- Interactive map of Bilolutsk settlement hromada
- Country: Ukraine
- Oblast: Luhansk
- Raion: Starobilsk

Area
- • Total: 641.2 km^{2} (247.6 sq mi)

Population (2020)
- • Total: 9,662
- • Density: 15.07/km^{2} (39.03/sq mi)
- Settlements: 18
- Rural settlements: 1
- Villages: 16
- Towns: 1

= Bilolutsk settlement hromada =

Bilolutsk settlement hromada (Білолуцька селищна громада) is a hromada of Ukraine, located in Starobilsk Raion, Luhansk Oblast.

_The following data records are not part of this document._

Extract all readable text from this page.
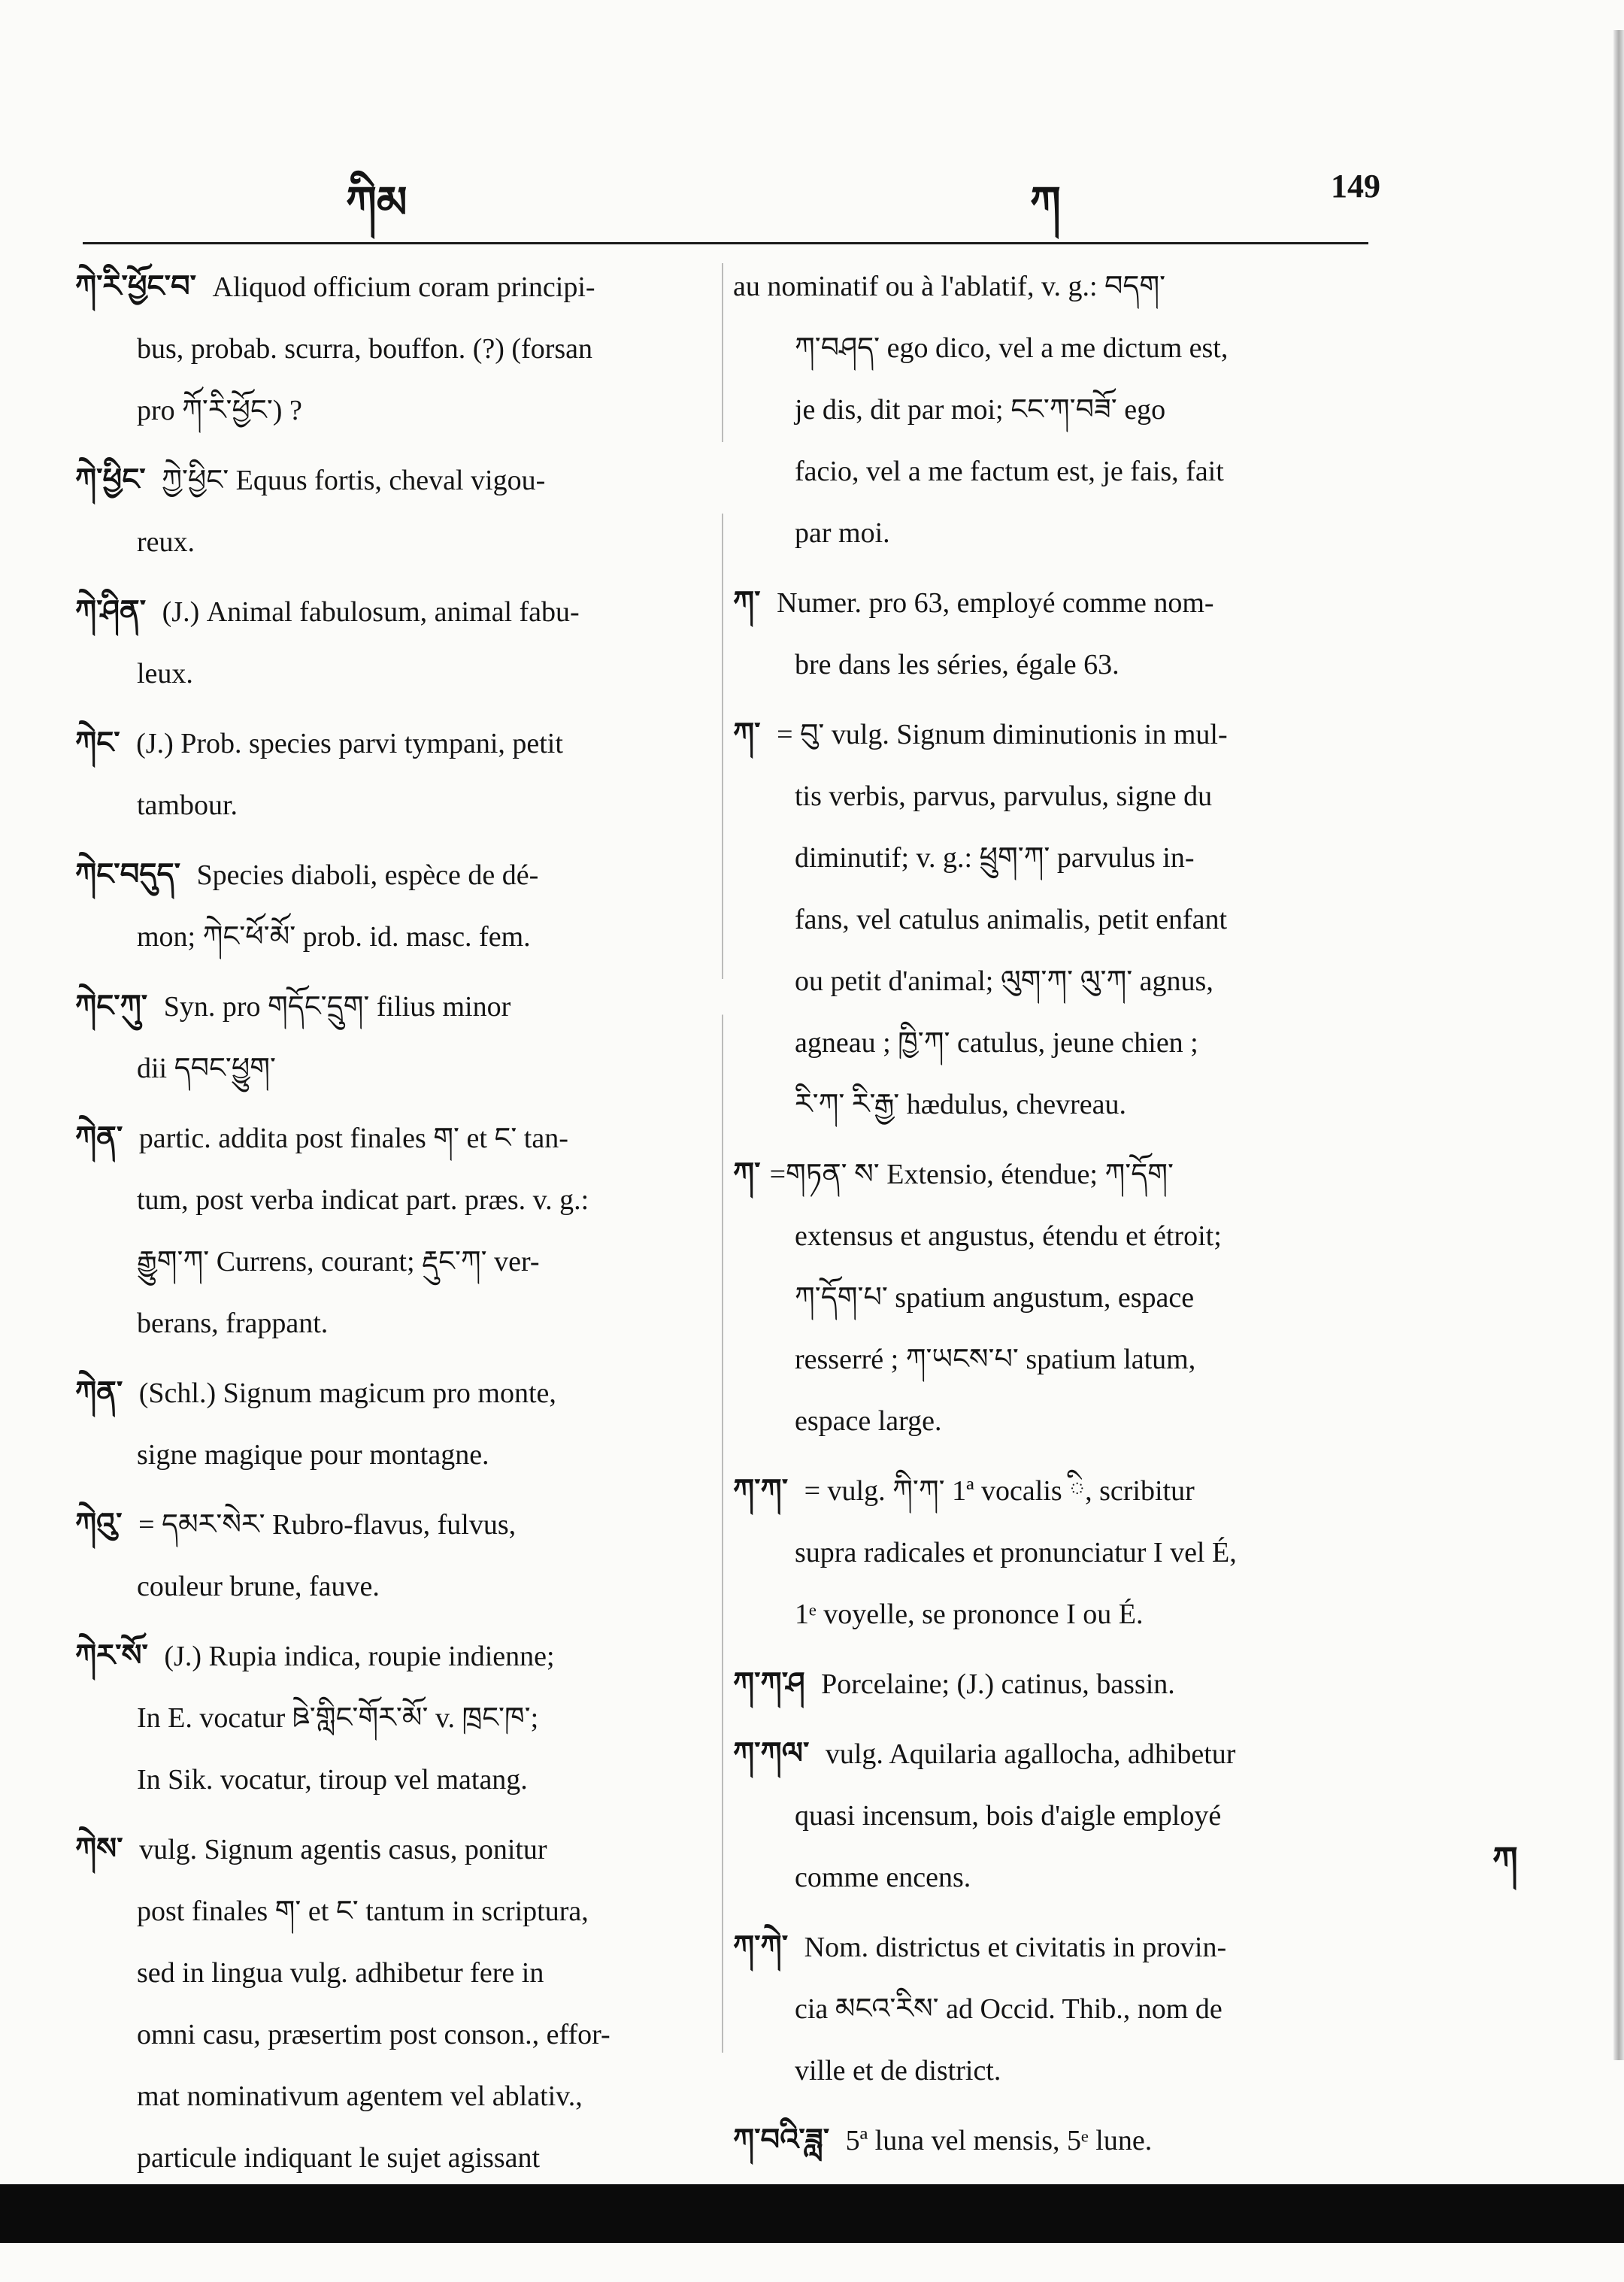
ཀིམ	ཀ	149
ཀེ་རི་ཕྱོང་བ་ Aliquod officium coram principi-
bus, probab. scurra, bouffon. (?) (forsan
pro ཀོ་རི་ཕྱོང་) ?
ཀེ་ཕྱིང་ ཀྱེ་ཕྱིང་ Equus fortis, cheval vigou-
reux.
ཀེ་ཤིན་ (J.) Animal fabulosum, animal fabu-
leux.
ཀེང་ (J.) Prob. species parvi tympani, petit
tambour.
ཀེང་བདུད་ Species diaboli, espèce de dé-
mon; ཀེང་ཕོ་མོ་ prob. id. masc. fem.
ཀེང་ཀུ་ Syn. pro གདོང་དྲུག་ filius minor
dii དབང་ཕྱུག་
ཀེན་ partic. addita post finales ག་ et ང་ tan-
tum, post verba indicat part. præs. v. g.:
རྒྱུག་ཀ་ Currens, courant; རྡུང་ཀ་ ver-
berans, frappant.
ཀེན་ (Schl.) Signum magicum pro monte,
signe magique pour montagne.
ཀེའུ་ = དམར་སེར་ Rubro-flavus, fulvus,
couleur brune, fauve.
ཀེར་སོ་ (J.) Rupia indica, roupie indienne;
In E. vocatur ཋེ་གླིང་གོར་མོ་ v. ཁྲང་ཁ་;
In Sik. vocatur, tiroup vel matang.
ཀེས་ vulg. Signum agentis casus, ponitur
post finales ག་ et ང་ tantum in scriptura,
sed in lingua vulg. adhibetur fere in
omni casu, præsertim post conson., effor-
mat nominativum agentem vel ablativ.,
particule indiquant le sujet agissant
au nominatif ou à l'ablatif, v. g.: བདག་
ཀ་བཤད་ ego dico, vel a me dictum est,
je dis, dit par moi; ངང་ཀ་བཟོ་ ego
facio, vel a me factum est, je fais, fait
par moi.
ཀ་ Numer. pro 63, employé comme nom-
bre dans les séries, égale 63.
ཀ་ = བུ་ vulg. Signum diminutionis in mul-
tis verbis, parvus, parvulus, signe du
diminutif; v. g.: ཕྲུག་ཀ་ parvulus in-
fans, vel catulus animalis, petit enfant
ou petit d'animal; ལུག་ཀ་ ལུ་ཀ་ agnus,
agneau ; ཁྱི་ཀ་ catulus, jeune chien ;
རི་ཀ་ རི་རྒྱ་ hædulus, chevreau.
ཀ་ =གཏན་ ས་ Extensio, étendue; ཀ་དོག་
extensus et angustus, étendu et étroit;
ཀ་དོག་པ་ spatium angustum, espace
resserré ; ཀ་ཡངས་པ་ spatium latum,
espace large.
ཀ་ཀ་ = vulg. ཀི་ཀ་ 1ª vocalis ི, scribitur
supra radicales et pronunciatur I vel É,
1ᵉ voyelle, se prononce I ou É.
ཀ་ཀ་ཤ Porcelaine; (J.) catinus, bassin.
ཀ་ཀལ་ vulg. Aquilaria agallocha, adhibetur
quasi incensum, bois d'aigle employé
comme encens.
ཀ་ཀེ་ Nom. districtus et civitatis in provin-
cia མངའ་རིས་ ad Occid. Thib., nom de
ville et de district.
ཀ་བའི་ཟླ་ 5ª luna vel mensis, 5ᵉ lune.
ཀ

Its administrative center is the town of Bilolutsk.

It has an area of 641.2 km2 and a population of 9,662, as of 2020.

The hromada contains 18 settlements: 1 town (Bilolutsk), 16 villages:

- Berezivka
- Zalisne
- Kozlove
- Kostyantynivka
- Kuban
- Lytvynivka
- Mozhnyakivka
- Novobila
- Pavlenkove
- Pelahiivka
- Svitle
- Synelnikove
- Sosnivka
- Tanyushivka
- Trembacheve
- Shapran

And 1 rural-type settlement: Zeleniy Hai.